LA POSTERGACIÓN DEL ACONTECIMIENTO

Leticia Feippe


“Me falta método”, empezó por decir Alicia mientras intentaba, infructuosamente, apagar un cigarrillo en una lata de atún.

Siempre le costaba hacerlo. Jamás había podido poner punto final a un cigarro sin que quedara un pedazo suelto, encendido y largando un humo más denso y más oloroso que el normal. El cigarro había cumplido su ciclo, pensaba ella, a veces, en voz alta. Entonces, ¿para qué perder tiempo buscando una forma prolija de extinguirlo, para qué golpearlo contra el cenicero o contra el objeto que cumpliera ese papel? También, sin embargo y para adentro, pensaba que la operación le resultaba difícil porque era torpe y le echaba la culpa al hecho de haber empezado a fumar a los 25 y no a los 15.

Alicia estaba acostada en el colchón de Jorge, mirando el techo que quedaba lejos. Él hablaba poco pero tenía televisor blanco y negro y sabía apagar cigarros, cosas ambas que Alicia solía admirar en una persona del sexo opuesto.

Hacía dos meses que Jorge estaba sin trabajo, viviendo de un despido que él había pensado más aprovechable. No tenía efectivo pero tenía un cartón de Nevada porque había vendido, no sin antes dudarlo y sentir vergüenza, 60 botellas de vidrio en un supermercado. Antes, como la venta de envases le parecía indigna, se había contentado con los cigarros brasileros que vendía un hombre que usaba una campera como exhibidor.

“Al fin te decidiste”, soltó Alicia, sabiendo que él entendería que se trataba de las botellas.

Él no contestó. Se limitó a levantar la piel de la frente un centímetro y a bajarla enseguida.

Luego dijo “la postergación del acontecimiento” y el silencio inmediatamente posterior permitió que se escuchara con mucha fuerza el chasquido del encendedor que prendía otro Nevada y el de la mano que buscaba la lata de atún en el piso para luego llevarla al pecho. Alicia le robó una pitada en un momento poco conveniente -él apenas había dado dos- y empezó a contarle que, cuando tenía 14 años y se le había ocurrido ir a la iglesia sin que la llevara nadie, siempre postergaba la comunión para ser la última de la fila. Años después, cuando ya no iba a la iglesia porque se le había acabado la convicción propia y porque le había empezado a gustar dormir hasta las doce, hacía lo mismo a la salida del trabajo. Se quedaba cinco minutos más y se iba última para no hacer cola y para no ver caras de simplemente-conocidos a los que no tenía por qué saludar.

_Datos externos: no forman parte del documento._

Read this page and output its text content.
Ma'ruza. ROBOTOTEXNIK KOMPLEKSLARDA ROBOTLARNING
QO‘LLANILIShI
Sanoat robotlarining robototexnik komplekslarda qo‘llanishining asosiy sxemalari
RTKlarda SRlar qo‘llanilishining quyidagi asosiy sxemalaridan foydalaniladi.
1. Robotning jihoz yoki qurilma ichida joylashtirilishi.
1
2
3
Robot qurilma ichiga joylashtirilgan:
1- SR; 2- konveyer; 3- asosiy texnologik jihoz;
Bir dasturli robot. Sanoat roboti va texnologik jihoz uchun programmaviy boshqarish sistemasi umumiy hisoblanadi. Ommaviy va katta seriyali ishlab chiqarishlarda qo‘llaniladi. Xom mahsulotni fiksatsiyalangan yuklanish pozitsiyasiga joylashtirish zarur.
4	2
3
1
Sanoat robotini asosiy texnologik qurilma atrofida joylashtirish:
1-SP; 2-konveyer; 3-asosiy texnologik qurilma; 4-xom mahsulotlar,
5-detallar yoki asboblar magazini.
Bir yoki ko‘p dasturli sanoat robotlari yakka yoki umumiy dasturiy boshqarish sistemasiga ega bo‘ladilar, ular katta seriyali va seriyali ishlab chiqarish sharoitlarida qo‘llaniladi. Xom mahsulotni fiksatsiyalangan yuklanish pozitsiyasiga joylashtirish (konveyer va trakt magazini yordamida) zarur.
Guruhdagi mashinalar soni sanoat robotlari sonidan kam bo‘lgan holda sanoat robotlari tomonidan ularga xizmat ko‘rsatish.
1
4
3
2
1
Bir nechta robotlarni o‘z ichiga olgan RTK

“Me pregunto si habrá algo imprescindible que pueda postergarse eternamente”, comentó y se propuso probarlo; se dijo que, aunque tuviera ganas de ir al baño, las aguantaría, sueño mediante. Antes de dormirse, pensó en la pulsera que su prima Alejandra tenía cuando era niña. Se la habían puesto a los dos años y se la habían tenido que cortar a los once porque no se la sacaba nunca y su muñeca tenía que crecer.

Por la mañana, desayunó sin despertar a Jorge. Puso en la heladera un cartel que decía chuic, con letras lo suficientemente grandes como para que él no se ofendiera porque ella se había ido sin saludar y salió sin bañarse. Caminó hasta su trabajo, contenta porque había postergado dos cosas y porque no había gastado el resto de champú diluido que quedaba en casa de su hombre.

Se había levantado con la idea de no ir al baño hasta después del almuerzo. Había aguantado toda la noche. Seis horas. Eso ya era bastante mérito para ella, que solía ir al baño cada una hora y media durante el día y cada tres durante la noche. Pero no pudo. Una cuadra antes de llegar al estudio jurídico, entró a un bar, compró chicles y rumbeó hacia la puerta que tenía un fosforito ancho con pollera.

Ese día trabajó sin preocuparse. A las dos de la tarde guardó sus cosas y saludó a todos con besos, antes de marcar tarjeta, a las dos y dieciséis.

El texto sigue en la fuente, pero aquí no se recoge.